Insegue il ladro e sparisce nel nulla. «Aiutateci a trovare mio fratello»

Giacomo Sartori

Da venerdì non si hanno più notizie di Giacomo Sartori, trentenne di Mel da tre anni a Milano per lavoro: «È uscito da un bar e nessuno lo ha più visto»

BORGO VALBELLUNA. «Aiutatemi: Giacomo è scomparso da giorni e non ho più nessuna traccia di lui. Chiunque abbia notizie ci faccia sapere qualcosa». È un appello risoluto quello di Tommaso Sartori. Di suo fratello Giacomo, trentenne di Mel, non si hanno più notizie da venerdì 17 settembre.

La vicenda, dalle tinte ancora fosche e avvolte nel mistero, comincia proprio quella notte. Siamo nella zona nord est di Milano, tra via Porta Nuova e Porta Venezia, a pochi passi dal parco Montanelli. Nel tardo pomeriggio, appena terminato il lavoro, Giacomo decide di recarsi al bar con un gruppo di amici per trascorrere del tempo in compagnia, in una serata che doveva essere normale, come tante altre sul finire dell’estate. Così non è però. Tra una chiacchiera e l’altra, l’orologio arriva a segnare le ventitrè. Tra quell’ora e la mezzanotte, accade qualcosa. A un certo punto il giovane si sarebbe accorto di essere stato borseggiato del suo zaino, contenente portafoglio, documenti e computer portatile di lavoro. Lo fa sapere alle persone che sono con lui, che saluta per poi allontanarsi non si sa verso quale direzione. Nessuno ancora lo sapeva, ma il momento in cui Giacomo esce dalla porta del locale, è l’ultima immagine che si ha di lui.

«Noi famigliari siamo stati avvisati del fatto domenica mattina dagli amici di Milano che non riuscivano a contattarlo», riprende Tommaso, «quindi abbiamo prima fatto partire una segnalazione in Questura. Da li hanno mandato una volante nella sua abitazione per controllare, ma non sono riusciti a trovarlo. Giacomo ha una stanza in un appartamento condiviso. I coinquilini hanno riferito di non averlo più visto da tutta la giornata di venerdì. E, sia ieri che oggi, Giacomo non si è più presentato nemmeno al lavoro, una cosa molto strana e mai successa prima d’ora. Mio fratello aveva anche degli appuntamenti personali, ma nessuno lo ha visto».

Sartori si era trasferito a Milano tre anni fa, dapprima per motivi di studio, poi per lavoro. A febbraio di quest’anno il ragazzo ha trovato occupazione in città come impiegato al Centro Software srl. «Un altro fatto molto strano è che mio fratello non ha bloccato nemmeno la carta di credito sul conto corrente, cosa che di solito sa benissimo di dover fare in questi casi. Tutti elementi che ci hanno spinto a sporgere denuncia di scomparsa lunedì mattina ai carabinieri, perché a questo punto pensiamo che sia successo qualcosa».

Nessuno riesce a rintracciare Giacomo e i famigliari stanno quindi cercando di spargere la notizia della sua scomparsa ovunque, confidando nelle forze dell’ordine. «Giacomo non è il tipo da fughe dissociative, non è uno che se ne va all’improvviso per nulla».

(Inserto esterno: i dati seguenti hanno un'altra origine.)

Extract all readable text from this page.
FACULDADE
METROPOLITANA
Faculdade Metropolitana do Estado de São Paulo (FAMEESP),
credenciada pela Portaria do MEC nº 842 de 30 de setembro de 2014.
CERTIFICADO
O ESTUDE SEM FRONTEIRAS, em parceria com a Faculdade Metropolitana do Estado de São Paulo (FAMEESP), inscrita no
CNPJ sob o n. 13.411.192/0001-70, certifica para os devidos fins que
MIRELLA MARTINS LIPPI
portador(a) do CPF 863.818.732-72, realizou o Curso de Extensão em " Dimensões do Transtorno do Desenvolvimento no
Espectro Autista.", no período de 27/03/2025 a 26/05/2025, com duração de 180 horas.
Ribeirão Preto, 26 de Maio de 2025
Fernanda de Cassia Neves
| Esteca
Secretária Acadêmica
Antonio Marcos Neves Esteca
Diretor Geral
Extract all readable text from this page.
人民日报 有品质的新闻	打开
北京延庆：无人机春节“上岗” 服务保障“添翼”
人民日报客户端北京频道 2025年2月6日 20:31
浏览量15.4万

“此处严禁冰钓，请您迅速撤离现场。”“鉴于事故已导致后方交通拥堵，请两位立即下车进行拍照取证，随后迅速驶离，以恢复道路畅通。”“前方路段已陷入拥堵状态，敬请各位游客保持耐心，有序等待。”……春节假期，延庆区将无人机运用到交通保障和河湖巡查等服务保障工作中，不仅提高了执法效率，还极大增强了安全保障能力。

Tommaso descrive il fratello come una persona emotiva ma pacifica. «Non era la prima volta che subiva un furto del genere e il fatto deve averlo fatto arrabbiare, ma Giacomo non è implusivo. Quando si è allontanato non era alterato in alcun modo nel comportamento, non era ubriaco né aveva assunto nulla di strano. Il cellulare dovrebbe avercelo ancora con sè, ma risulta spento dalla notte tra venerdì e sabato. L’ultimo accesso su whatsapp è delle 2.30 del mattino».

Giacomo è altro 1,75 per 68 chili. È senza documenti e potrebbe essere alla guida di una Polo grigio scuro targata GF905VY. «Non si sa se ha spostato l’auto, perché le chiavi non gliele hanno rubate».

Chiunque dovesse avere notizie di lui può contattare il 112, il 345 8512950 o l’associazione Penelope Lombardia al 380 7814931.